Traditionally called “theosis” or “divinization,” our being made into Christ is the graced process whereby the believer is transformed into He Who Is Believed. The imperfect creature who loves imperfectly is perfected by the perfect Creator who is Love. And there is only one way to accomplish this act of divine mercy: the giver of all good gifts must make of Himself a good gift and give Himself freely to us. Christ’s death on the Cross is a sacrifice, made present in the Eucharist, carried forward into the world by those who receive him as gift in communion; but that sacrifice on the cross is an act of vanity unless it is God who dies there, God who is donated, given up.
IV. Now what?
I said earlier that there is a parallel between Jesus’ transformation of the Passover meal into the Eucharist and the transformation of the human person from the figura of Christ among us to the veritatem of Christ for us. Just as Christ’s death on the cross is foreshadowed in the Passover meal, so his death is presented again in the Eucharistic sacrifice. The moment that binds the two, that moves his death for us from figure to truth, from foreshadow to fact is completed on the cross, Jesus breathes his last, “It is finished.” It is now possible for us to become Christ; it is possible for us—each of us—to move from being a figure of Christ, an outline of Christ, to being Christ in truth. And though we may think that this is an occasion of joy—and it is—it is most fundamentally a somber occasion as we take in all that this move means for us. Having been “fleshed out” as Christ for others in the sacrifice of the Mass, we are now flesh and blood and bone for the world; our hearts and minds and spirits sacrificed—literally, made holy in surrender—by our repeated “amens” and our bold communion. With every “amen,” and most especially in the eating of his Body and the drinking of his Blood, you become a little less your own, a little more His, and every bit ours. Remember: the celebration of the Mass is not about strength for moral fortitude or righteous energy for social justice or even a chance to be truly pious. The Mass brings into the presence of the divine so that we might see our end, taste what is coming for us, and clearly see that the road from here to there is paved with the works Christ has left undone for us for finish. The Mass is not about the Church. It is the Church. The Mass is not about Christ. It is Christ. The Mass is not about our salvation. It is our salvation. We are not waiting on the coming of the Lord. He is here. We are not remembering our liberation. We are free. We are not gambling on a future in heaven. We have something far better than the odds: we have hope, the guarantee that our Father keeps His promises.

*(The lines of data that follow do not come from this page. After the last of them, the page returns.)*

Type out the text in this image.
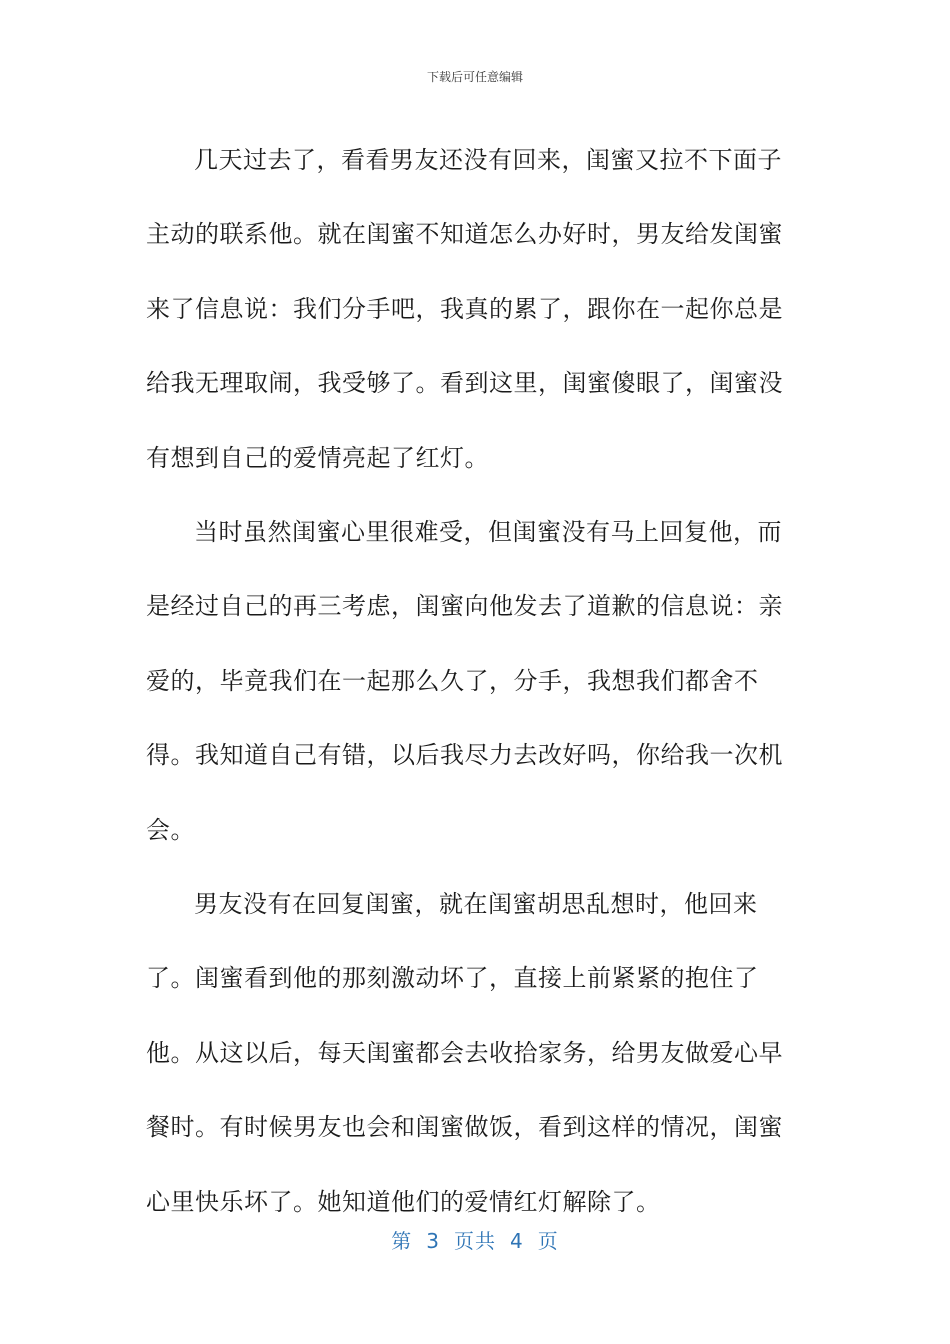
下载后可任意编辑

几天过去了，看看男友还没有回来，闺蜜又拉不下面子主动的联系他。就在闺蜜不知道怎么办好时，男友给发闺蜜来了信息说：我们分手吧，我真的累了，跟你在一起你总是给我无理取闹，我受够了。看到这里，闺蜜傻眼了，闺蜜没有想到自己的爱情亮起了红灯。

当时虽然闺蜜心里很难受，但闺蜜没有马上回复他，而是经过自己的再三考虑，闺蜜向他发去了道歉的信息说：亲爱的，毕竟我们在一起那么久了，分手，我想我们都舍不得。我知道自己有错，以后我尽力去改好吗，你给我一次机会。

男友没有在回复闺蜜，就在闺蜜胡思乱想时，他回来了。闺蜜看到他的那刻激动坏了，直接上前紧紧的抱住了他。从这以后，每天闺蜜都会去收拾家务，给男友做爱心早餐时。有时候男友也会和闺蜜做饭，看到这样的情况，闺蜜心里快乐坏了。她知道他们的爱情红灯解除了。

第 3 页共 4 页
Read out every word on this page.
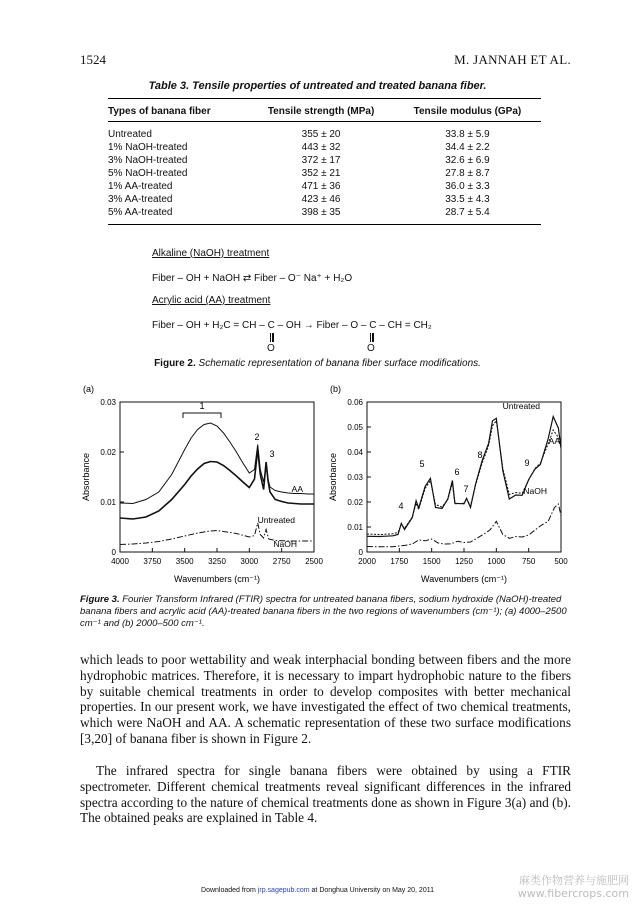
1524	M. JANNAH ET AL.
Table 3. Tensile properties of untreated and treated banana fiber.
Types of banana fiber	Tensile strength (MPa)	Tensile modulus (GPa)
Untreated	355 ± 20	33.8 ± 5.9
1% NaOH-treated	443 ± 32	34.4 ± 2.2
3% NaOH-treated	372 ± 17	32.6 ± 6.9
5% NaOH-treated	352 ± 21	27.8 ± 8.7
1% AA-treated	471 ± 36	36.0 ± 3.3
3% AA-treated	423 ± 46	33.5 ± 4.3
5% AA-treated	398 ± 35	28.7 ± 5.4
Alkaline (NaOH) treatment
Fiber – OH + NaOH ⇄ Fiber – O⁻ Na⁺ + H₂O
Acrylic acid (AA) treatment
Fiber – OH + H₂C = CH – C – OH → Fiber – O – C – CH = CH₂
O	O
Figure 2. Schematic representation of banana fiber surface modifications.
(a)
4000 3750 3500 3250 3000 2750 2500
0
0.01
0.02
0.03
AA
Untreated
NaOH
Wavenumbers (cm⁻¹)
Absorbance
1
2
3
(b)
2000 1750 1500 1250 1000 750 500
0
0.01
0.02
0.03
0.04
0.05
0.06	Untreated
AA
NaOH
Wavenumbers (cm⁻¹)
Absorbance
4
5
6
7
8
9
Figure 3. Fourier Transform Infrared (FTIR) spectra for untreated banana fibers, sodium hydroxide (NaOH)-treated banana fibers and acrylic acid (AA)-treated banana fibers in the two regions of wavenumbers (cm⁻¹); (a) 4000–2500 cm⁻¹ and (b) 2000–500 cm⁻¹.

which leads to poor wettability and weak interphacial bonding between fibers and the more hydrophobic matrices. Therefore, it is necessary to impart hydrophobic nature to the fibers by suitable chemical treatments in order to develop composites with better mechanical properties. In our present work, we have investigated the effect of two chemical treatments, which were NaOH and AA. A schematic representation of these two surface modifications [3,20] of banana fiber is shown in Figure 2.

The infrared spectra for single banana fibers were obtained by using a FTIR spectrometer. Different chemical treatments reveal significant differences in the infrared spectra according to the nature of chemical treatments done as shown in Figure 3(a) and (b). The obtained peaks are explained in Table 4.

Downloaded from jrp.sagepub.com at Donghua University on May 20, 2011
麻类作物营养与施肥网
www.fibercrops.com
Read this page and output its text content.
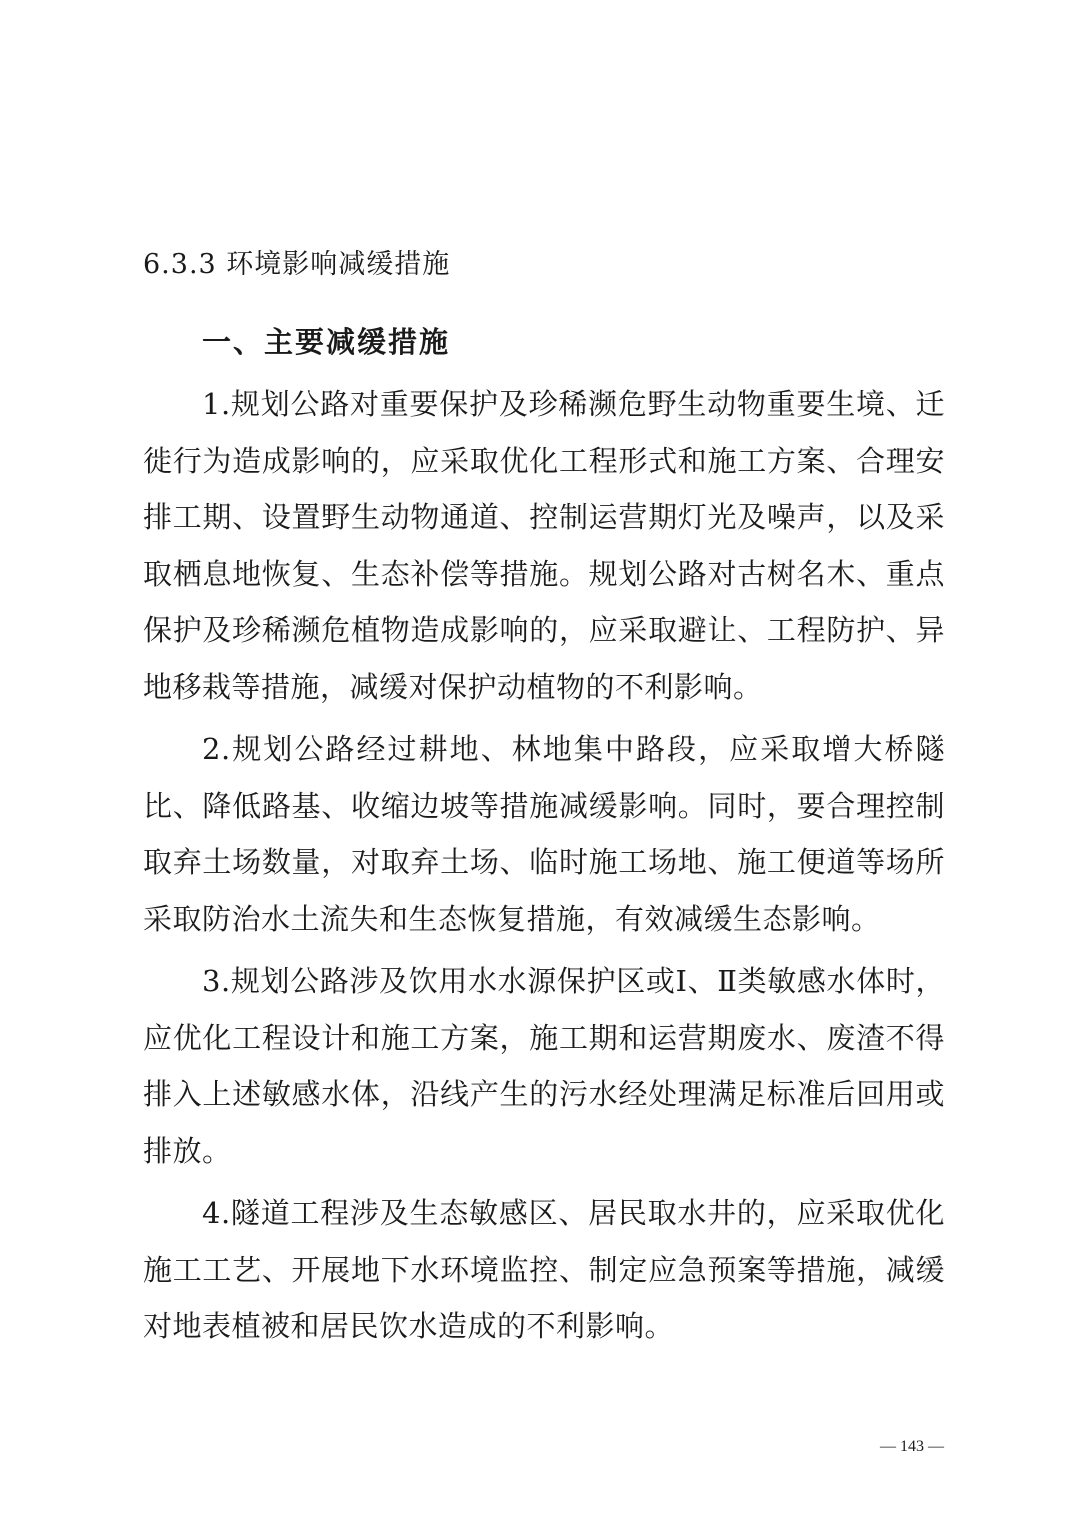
6.3.3 环境影响减缓措施
一、主要减缓措施

1.规划公路对重要保护及珍稀濒危野生动物重要生境、迁徙行为造成影响的，应采取优化工程形式和施工方案、合理安排工期、设置野生动物通道、控制运营期灯光及噪声，以及采取栖息地恢复、生态补偿等措施。规划公路对古树名木、重点保护及珍稀濒危植物造成影响的，应采取避让、工程防护、异地移栽等措施，减缓对保护动植物的不利影响。

2.规划公路经过耕地、林地集中路段，应采取增大桥隧比、降低路基、收缩边坡等措施减缓影响。同时，要合理控制取弃土场数量，对取弃土场、临时施工场地、施工便道等场所采取防治水土流失和生态恢复措施，有效减缓生态影响。

3.规划公路涉及饮用水水源保护区或Ⅰ、Ⅱ类敏感水体时，应优化工程设计和施工方案，施工期和运营期废水、废渣不得排入上述敏感水体，沿线产生的污水经处理满足标准后回用或排放。

4.隧道工程涉及生态敏感区、居民取水井的，应采取优化施工工艺、开展地下水环境监控、制定应急预案等措施，减缓对地表植被和居民饮水造成的不利影响。

— 143 —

For your reflection: what do you need to do to move from being a figura of Christ to being Christ in veritatem? In other words, what do you need to do to move from being ABOUT Christ to BEING Christ?
Question for Mass: what are you doing when you say “amen”? Rather than routinely mumble “amen” on cue, listen very carefully to what it is that you are saying “amen” to. Why? Because you are committing yourself—heart and soul—to that prayer.